Demonstration of SAR Distortion Correction Using a Ground-Based Multichannel SAR Test Bed

Abstract

In this paper, a ground-based phased-array radar is used to investigate the ability of a multichannel synthetic aperture radar (MSAR) to produce high-fidelity images of dynamic ocean scenes by correcting the distortions caused by the motion of the water surface itself. The ground-based system, the Naval Research Laboratory Focused Phased Array Imaging Radar (FOPAIR), mimics an MSAR with multiple apertures arrayed in the flight direction by rapidly and repeatedly scanning across a linear array of 64 antenna elements. This generates a virtually unlimited time stack of coherent images in the same way that an airborne MSAR generates multiple images as the antennas fly past the scene. By manipulating a single FOPAIR data set, both undistorted “benchmark” imagery and distorted images corresponding to an airborne MSAR can be generated. More significantly, the time stack of emulated MSAR images can be processed further using the velocity synthetic aperture radar (VSAR) technique to significantly reduce the well-known but seemingly unavoidable distortions caused by surface wave motion. In this paper, VSAR is demonstrated experimentally for the first time using FOPAIR imagery of a small boat.
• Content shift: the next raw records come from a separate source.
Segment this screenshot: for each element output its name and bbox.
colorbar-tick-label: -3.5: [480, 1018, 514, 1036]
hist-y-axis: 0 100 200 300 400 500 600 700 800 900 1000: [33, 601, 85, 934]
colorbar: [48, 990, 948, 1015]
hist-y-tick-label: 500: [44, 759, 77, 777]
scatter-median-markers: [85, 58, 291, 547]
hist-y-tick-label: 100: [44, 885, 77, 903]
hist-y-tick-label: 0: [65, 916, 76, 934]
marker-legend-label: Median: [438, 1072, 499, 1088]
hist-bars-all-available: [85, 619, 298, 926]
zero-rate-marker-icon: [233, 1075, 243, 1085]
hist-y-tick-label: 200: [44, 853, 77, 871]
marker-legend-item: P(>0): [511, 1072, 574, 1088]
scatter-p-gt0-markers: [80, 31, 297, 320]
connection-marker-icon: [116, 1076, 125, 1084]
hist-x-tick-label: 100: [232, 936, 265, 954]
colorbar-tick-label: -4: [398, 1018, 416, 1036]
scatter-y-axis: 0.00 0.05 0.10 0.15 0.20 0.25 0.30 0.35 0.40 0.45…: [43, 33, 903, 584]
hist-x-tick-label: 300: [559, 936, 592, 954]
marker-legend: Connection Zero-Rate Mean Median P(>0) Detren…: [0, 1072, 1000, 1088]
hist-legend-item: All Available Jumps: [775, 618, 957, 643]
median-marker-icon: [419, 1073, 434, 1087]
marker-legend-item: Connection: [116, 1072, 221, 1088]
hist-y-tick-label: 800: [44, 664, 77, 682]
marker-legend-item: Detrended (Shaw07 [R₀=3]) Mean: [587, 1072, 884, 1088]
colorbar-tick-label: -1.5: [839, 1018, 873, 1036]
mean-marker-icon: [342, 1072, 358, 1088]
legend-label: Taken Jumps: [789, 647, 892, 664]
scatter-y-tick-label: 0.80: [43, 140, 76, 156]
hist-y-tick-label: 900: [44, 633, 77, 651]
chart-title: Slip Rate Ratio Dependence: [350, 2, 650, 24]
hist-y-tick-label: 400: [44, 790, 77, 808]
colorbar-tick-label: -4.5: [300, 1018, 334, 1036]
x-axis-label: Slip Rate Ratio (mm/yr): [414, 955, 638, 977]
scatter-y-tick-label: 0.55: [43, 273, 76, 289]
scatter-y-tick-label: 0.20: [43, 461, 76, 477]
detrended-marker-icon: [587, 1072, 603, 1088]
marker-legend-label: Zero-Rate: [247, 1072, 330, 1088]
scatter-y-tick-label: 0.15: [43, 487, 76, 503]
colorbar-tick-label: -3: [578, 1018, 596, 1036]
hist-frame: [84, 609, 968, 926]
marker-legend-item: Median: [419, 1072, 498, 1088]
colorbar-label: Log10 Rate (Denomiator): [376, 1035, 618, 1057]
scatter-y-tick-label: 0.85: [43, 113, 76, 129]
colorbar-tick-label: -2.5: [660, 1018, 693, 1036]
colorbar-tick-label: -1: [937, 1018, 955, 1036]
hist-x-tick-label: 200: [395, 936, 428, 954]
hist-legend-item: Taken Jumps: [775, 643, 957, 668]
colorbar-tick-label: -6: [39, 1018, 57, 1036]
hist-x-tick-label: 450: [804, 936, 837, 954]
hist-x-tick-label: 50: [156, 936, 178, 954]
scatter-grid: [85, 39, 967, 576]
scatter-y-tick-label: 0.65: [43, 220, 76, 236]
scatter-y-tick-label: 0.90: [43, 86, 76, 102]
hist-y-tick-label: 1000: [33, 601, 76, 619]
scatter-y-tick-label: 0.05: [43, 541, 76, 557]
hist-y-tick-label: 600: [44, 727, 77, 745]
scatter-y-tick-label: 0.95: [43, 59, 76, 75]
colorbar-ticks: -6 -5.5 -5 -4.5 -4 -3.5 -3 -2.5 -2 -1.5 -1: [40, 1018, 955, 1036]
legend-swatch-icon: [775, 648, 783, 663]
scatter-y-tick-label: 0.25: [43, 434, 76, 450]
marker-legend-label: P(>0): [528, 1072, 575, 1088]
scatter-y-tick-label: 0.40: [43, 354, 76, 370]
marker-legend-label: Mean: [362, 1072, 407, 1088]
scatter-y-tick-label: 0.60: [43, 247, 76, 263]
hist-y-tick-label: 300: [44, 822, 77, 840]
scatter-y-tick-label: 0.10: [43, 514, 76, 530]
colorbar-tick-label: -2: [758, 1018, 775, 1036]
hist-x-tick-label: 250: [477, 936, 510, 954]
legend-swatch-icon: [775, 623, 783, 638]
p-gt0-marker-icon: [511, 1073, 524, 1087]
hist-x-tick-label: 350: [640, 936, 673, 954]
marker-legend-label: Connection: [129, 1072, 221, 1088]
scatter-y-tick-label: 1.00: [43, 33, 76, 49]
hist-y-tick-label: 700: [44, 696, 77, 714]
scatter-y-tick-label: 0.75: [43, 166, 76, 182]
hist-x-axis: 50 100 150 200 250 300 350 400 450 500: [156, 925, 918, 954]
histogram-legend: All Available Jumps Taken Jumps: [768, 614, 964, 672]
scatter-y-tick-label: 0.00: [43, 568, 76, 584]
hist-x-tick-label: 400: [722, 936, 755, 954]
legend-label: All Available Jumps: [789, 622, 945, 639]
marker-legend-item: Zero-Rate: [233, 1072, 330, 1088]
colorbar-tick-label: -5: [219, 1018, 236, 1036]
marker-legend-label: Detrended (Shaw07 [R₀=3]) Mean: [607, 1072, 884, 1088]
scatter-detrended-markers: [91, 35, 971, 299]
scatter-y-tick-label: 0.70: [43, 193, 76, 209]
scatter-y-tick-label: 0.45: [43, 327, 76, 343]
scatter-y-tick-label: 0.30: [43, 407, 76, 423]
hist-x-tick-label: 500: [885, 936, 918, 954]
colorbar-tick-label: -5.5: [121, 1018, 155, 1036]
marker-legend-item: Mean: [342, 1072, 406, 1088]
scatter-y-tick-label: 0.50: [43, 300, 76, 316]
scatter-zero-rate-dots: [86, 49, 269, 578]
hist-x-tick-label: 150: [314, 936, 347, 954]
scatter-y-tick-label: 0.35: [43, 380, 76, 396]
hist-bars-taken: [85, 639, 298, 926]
MSAR systems with a wide range of aperture numbers are emulated, including the special case of a two-aperture system, commonly known as an along-track interferometric SAR. The results emphasize that VSAR processing does not require a long surface coherence time to produce fine-resolution imagery, unlike a single-channel SAR. The results also illustrate some limitations of VSAR as a means to measure velocity and produce high-fidelity imagery of dynamic ocean scenes.